Za to w Cascais, nieco ponad 15 km od końca Europy, jest inaczej – ocean łagodnieje, niebo nabiera błękitu, złoty piasek z plaży wysypuje się na ulice. W tym miasteczku okrągły rok jest wakacyjnie. To miejsce dla „bogatej Lizbony”. Luksusowe posiadłości, limuzyny, prywatne jachty. Kiedyś Cascais było małą wioską dostarczającą świeże ryby dla mieszkańców Lizbony. Z czasem ta mieścina przerodziła się w światowy kurort. W czasie II wojny światowej był to azyl dla królewskich rodzin z Węgier, Hiszpanii, Włoch i Bułgarii. W ogóle w Cascais i w okolicy roiło się od arystokratów, artystów, pisarzy, szpiegów niemieckich, brytyjskich i polskich. „Nasi” mieszkali kilka kilometrów od Cascais, w Estoril. Tam gdzie jest słynne kasyno – pierwowzór Casino Royale, w którym grywał James Bond.

W tamtejszych eleganckich hotelach mieszkali były wiceminister spraw zagranicznych Jan Szembek oraz tajemniczy pułkownik Jan Kowalewski, bohater wydarzeń związanych z Enigmą, i Ludomir Danielewicz, jeden z konstruktorów maszyny szyfrującej. Dziś Polacy też są obecni w życiu mieszkańców Cascais i okolic. Przekonałem się o tym w miejscowej tawernie przy talerzu z pyszną rybą i lampką wybornego wina. – Polo, Polo – wykrzyknął zachwycony kelner i dalej już po angielsku opowiedział mi, że niedaleko, przed kościołem, stoi pomnik Jana Pawła II. Cascais potrafi zachwycić zwłaszcza plażami. Jest ich tam pięć.

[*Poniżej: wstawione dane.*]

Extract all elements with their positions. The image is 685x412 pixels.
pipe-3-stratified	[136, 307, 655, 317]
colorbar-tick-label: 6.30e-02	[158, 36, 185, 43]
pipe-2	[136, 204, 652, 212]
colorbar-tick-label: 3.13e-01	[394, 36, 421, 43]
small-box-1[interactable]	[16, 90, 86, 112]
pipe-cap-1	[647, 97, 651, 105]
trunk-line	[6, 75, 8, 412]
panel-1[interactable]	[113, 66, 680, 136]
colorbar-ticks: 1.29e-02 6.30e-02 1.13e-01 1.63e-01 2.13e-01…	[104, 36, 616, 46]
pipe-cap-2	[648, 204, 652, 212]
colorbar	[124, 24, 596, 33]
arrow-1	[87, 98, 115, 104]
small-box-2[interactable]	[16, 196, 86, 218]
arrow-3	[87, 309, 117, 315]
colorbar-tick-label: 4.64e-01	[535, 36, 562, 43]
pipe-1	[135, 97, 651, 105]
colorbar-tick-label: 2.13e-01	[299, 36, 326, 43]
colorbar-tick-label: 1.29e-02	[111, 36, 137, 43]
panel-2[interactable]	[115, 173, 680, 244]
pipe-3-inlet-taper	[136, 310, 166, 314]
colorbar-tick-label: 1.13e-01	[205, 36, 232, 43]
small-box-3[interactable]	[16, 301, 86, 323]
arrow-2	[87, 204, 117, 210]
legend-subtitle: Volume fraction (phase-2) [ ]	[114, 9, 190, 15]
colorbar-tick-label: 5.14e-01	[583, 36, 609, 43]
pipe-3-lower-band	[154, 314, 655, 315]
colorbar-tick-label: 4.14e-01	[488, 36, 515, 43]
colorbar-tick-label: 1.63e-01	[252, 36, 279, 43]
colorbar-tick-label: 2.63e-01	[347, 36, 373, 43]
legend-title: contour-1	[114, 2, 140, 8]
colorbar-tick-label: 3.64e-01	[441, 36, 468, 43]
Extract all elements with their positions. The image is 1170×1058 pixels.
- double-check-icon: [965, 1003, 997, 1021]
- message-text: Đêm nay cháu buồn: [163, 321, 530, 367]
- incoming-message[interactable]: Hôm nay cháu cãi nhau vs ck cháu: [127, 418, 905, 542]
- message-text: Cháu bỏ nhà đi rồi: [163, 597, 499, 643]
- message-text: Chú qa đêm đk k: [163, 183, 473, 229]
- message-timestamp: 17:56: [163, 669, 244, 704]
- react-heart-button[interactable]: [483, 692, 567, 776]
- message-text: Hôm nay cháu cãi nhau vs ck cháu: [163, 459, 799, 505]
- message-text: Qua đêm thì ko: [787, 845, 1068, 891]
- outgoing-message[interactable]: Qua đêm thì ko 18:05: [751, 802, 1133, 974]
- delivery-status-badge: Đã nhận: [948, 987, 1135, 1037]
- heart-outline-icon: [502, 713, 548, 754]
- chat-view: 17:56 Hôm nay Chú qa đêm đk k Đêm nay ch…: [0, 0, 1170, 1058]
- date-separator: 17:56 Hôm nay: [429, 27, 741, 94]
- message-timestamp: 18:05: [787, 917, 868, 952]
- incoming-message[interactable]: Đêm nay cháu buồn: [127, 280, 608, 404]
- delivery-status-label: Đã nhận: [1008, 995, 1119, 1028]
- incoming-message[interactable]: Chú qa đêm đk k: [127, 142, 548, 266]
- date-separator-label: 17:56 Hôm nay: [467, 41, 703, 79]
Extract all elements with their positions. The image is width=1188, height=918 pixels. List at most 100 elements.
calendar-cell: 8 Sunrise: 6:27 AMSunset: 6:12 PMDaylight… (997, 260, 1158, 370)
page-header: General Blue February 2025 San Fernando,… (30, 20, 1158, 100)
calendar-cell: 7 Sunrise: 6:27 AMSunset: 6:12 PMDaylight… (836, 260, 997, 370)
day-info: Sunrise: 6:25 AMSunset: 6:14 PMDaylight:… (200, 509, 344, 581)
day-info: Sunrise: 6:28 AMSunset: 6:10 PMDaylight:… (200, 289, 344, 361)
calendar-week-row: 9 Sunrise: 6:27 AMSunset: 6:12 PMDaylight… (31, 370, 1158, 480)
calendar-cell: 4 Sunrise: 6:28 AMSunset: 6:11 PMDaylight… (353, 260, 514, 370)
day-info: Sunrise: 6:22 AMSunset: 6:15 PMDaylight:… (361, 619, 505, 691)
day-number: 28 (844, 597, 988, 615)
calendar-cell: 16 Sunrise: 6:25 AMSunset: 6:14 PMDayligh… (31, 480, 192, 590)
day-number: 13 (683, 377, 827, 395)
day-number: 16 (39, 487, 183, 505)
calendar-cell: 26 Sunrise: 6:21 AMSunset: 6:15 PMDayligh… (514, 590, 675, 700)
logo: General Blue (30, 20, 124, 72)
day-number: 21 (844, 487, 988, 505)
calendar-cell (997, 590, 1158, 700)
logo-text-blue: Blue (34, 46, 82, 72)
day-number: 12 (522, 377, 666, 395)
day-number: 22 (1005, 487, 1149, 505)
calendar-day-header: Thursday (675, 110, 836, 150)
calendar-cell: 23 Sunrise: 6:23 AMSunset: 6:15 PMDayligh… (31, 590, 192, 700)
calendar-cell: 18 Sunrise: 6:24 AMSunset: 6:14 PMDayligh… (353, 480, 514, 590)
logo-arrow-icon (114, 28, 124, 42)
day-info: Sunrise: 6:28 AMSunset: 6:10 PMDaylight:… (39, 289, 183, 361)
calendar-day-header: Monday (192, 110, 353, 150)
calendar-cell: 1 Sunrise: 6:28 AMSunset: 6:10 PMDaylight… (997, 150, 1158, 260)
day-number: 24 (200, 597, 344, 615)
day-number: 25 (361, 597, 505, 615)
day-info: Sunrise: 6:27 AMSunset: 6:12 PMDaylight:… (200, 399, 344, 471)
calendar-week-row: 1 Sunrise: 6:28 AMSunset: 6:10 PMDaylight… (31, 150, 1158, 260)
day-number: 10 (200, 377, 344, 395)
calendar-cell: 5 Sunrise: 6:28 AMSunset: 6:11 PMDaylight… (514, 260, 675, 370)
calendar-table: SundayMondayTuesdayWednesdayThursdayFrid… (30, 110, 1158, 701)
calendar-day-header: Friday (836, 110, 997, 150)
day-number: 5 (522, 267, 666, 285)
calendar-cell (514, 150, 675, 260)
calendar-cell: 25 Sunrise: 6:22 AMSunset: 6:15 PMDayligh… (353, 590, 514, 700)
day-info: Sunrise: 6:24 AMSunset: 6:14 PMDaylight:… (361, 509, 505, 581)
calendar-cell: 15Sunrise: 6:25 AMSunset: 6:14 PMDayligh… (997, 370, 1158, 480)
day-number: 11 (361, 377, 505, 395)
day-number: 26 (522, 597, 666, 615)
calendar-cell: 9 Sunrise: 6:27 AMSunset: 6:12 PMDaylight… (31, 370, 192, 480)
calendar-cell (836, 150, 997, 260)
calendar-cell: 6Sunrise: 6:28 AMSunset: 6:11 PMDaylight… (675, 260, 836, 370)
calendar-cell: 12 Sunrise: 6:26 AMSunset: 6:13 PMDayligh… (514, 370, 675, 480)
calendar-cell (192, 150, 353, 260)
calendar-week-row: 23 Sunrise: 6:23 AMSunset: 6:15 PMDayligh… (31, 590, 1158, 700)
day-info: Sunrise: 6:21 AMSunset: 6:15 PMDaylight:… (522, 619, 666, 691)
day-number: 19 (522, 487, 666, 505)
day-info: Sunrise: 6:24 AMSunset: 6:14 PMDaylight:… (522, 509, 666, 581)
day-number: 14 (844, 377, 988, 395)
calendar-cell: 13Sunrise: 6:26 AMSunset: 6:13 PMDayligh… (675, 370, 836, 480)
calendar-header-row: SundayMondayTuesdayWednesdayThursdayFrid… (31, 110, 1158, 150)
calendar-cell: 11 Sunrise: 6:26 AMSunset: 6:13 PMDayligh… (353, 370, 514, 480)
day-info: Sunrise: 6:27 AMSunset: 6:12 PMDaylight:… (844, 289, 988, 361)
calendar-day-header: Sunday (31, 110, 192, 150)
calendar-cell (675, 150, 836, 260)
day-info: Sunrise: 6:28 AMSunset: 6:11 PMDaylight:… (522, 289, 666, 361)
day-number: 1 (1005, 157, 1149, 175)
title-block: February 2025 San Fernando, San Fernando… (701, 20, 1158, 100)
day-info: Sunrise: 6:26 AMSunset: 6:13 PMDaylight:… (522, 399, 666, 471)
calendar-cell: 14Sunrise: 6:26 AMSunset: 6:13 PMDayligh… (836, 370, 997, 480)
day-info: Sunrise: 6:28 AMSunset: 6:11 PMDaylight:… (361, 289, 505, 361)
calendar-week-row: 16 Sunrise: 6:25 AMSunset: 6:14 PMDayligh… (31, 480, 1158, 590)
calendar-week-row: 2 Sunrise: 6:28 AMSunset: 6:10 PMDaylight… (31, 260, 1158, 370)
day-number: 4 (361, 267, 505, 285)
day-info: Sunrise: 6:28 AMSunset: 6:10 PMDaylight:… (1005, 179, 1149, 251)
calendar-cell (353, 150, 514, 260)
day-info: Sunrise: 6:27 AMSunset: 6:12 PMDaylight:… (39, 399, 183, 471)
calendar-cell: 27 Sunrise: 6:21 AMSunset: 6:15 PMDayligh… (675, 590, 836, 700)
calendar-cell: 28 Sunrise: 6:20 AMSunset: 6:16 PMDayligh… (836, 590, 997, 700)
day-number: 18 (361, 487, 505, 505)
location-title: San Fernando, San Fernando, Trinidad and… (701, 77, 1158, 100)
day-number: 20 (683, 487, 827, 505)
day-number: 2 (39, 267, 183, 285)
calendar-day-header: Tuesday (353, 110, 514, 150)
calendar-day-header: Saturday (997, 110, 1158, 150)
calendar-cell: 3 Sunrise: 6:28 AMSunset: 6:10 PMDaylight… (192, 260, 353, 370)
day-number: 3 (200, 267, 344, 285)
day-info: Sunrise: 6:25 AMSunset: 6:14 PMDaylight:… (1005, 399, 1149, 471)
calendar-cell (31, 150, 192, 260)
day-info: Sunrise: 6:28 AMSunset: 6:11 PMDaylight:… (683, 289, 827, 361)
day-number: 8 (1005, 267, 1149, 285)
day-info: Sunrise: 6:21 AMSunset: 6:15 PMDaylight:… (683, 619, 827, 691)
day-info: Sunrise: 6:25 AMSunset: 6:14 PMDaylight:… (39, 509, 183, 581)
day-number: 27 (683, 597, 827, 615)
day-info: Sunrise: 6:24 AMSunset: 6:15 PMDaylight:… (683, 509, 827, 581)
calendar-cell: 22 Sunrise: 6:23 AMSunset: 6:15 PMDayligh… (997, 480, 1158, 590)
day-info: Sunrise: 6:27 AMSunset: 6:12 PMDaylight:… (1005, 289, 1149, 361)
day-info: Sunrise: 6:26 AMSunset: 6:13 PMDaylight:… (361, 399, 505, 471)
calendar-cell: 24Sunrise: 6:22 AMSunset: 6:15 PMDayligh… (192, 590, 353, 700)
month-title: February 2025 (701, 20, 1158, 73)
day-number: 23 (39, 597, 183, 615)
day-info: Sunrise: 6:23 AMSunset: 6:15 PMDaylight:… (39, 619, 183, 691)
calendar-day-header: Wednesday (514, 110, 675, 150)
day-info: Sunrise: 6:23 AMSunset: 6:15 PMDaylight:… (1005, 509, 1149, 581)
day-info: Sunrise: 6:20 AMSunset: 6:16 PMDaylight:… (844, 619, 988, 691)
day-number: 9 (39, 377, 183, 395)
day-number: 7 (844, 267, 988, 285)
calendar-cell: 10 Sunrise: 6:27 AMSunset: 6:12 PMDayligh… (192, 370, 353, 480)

Najbardziej przypadła mi do gustu Praia da Rainha, czyli plaża Królowej. Jest mała, ma jakieś 50 m długości, i po bokach otoczona skałkami, a na jej tyłach stoi dom. Na plażę schodzi się po schodkach przy ulicy Frederico de Arouca. Ponoć było to ulubione miejsce kąpieli Amelii, ostatniej królowej Portugalii. Nie odważyłem się wskoczyć do lodowatej wody oceanu. Wracając jednak do Lizbony, pożałowałem trochę, że tego nie zrobiłem.

Reklama

Pociąg przez większość swojej trasy jedzie wzdłuż oceanu. Po drodze na mijanych plażach były setki, jeśli nie tysiące surferów. Podobną scenę widziałem na Praia do Guincho, malowniczej plaży otoczonej wydmami. To właśnie tam James Bond w filmie W tajnej służbie Jej Królewskiej Mości ratował chcącą się utopić w falach oceanu Teresę di Vicenzo, która została jedyną żoną agenta 007. No cóż, takie rzeczy, kiedy zatwardziały kawaler się żeni, możliwe są jedynie na krańcu świata.